September 26 F1647 Brooklyn
[excerpt]
One thing I’ve been meaning to bring up in therapy at some point is all the religious stuff. I think she knows I grew up in a strict environment but I don’t know to what extent. There’s the martyr in my family who was executed, the endless rosaries, the compulsory reconciliation where I remember distinctly one of my very first confessed sins at nine-years-old was that I sometimes told my parents I was done with my homework but was playing video games instead. (In hindsight, the priest was very amused whereas I felt so guilty I thought I was going to hell for not doing my homework, which seems kind of harsh for a third grader.)
I was literally on my knees praying every single night because I was afraid of the creative ways god would express his anger if I didn’t.
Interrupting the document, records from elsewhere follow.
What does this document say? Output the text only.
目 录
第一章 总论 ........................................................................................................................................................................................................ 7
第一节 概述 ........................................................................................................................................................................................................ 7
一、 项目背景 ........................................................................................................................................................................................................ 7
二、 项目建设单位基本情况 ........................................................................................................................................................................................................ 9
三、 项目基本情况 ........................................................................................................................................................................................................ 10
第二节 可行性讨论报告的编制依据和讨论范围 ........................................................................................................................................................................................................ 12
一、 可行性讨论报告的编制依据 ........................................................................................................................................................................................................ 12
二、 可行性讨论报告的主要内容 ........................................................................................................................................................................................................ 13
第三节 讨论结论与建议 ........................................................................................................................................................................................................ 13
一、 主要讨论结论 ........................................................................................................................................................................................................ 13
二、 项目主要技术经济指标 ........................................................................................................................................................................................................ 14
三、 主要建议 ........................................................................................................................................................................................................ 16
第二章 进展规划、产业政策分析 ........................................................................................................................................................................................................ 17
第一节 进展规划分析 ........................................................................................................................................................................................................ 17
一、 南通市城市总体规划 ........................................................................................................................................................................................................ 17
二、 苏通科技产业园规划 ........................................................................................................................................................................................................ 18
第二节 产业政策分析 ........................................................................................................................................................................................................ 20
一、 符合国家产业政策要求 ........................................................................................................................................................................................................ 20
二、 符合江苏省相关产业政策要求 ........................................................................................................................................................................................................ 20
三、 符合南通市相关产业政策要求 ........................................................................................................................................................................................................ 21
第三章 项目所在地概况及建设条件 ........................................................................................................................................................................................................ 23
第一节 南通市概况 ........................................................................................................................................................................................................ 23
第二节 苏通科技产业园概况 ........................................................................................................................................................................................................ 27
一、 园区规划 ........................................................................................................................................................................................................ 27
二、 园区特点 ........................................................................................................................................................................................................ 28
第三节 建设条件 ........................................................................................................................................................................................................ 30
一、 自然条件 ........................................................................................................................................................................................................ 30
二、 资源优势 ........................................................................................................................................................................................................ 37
Every little bad thing that happened—whenever I embarrassed myself, whenever something I wished for didn’t happen, and so on—was directly because god was punishing me for doing something wrong. I didn’t always figure out exactly what it was for but I prayed for forgiveness anyway because god sees not only our actions but also our thoughts and after a while I got used to being in a constant state of fear.
Things were challenging in fifth grade when I finally learned I was gay. We were taught that homosexual thoughts are tolerated but homosexual acts are not, which never made any sense to me. (My dad would always comment “What a sick person” in Vietnamese when he saw anyone he thought was gay.) Still, I didn’t want to take any chances, which is why I began thinking of killing myself shortly after my eleventh birthday. I was fully convinced that it was the correct and honorable thing to do and that if I wanted to show I was a good person, I didn’t have a choice. My only redeeming qualities to the adults in my life were that I was religious and eager to please.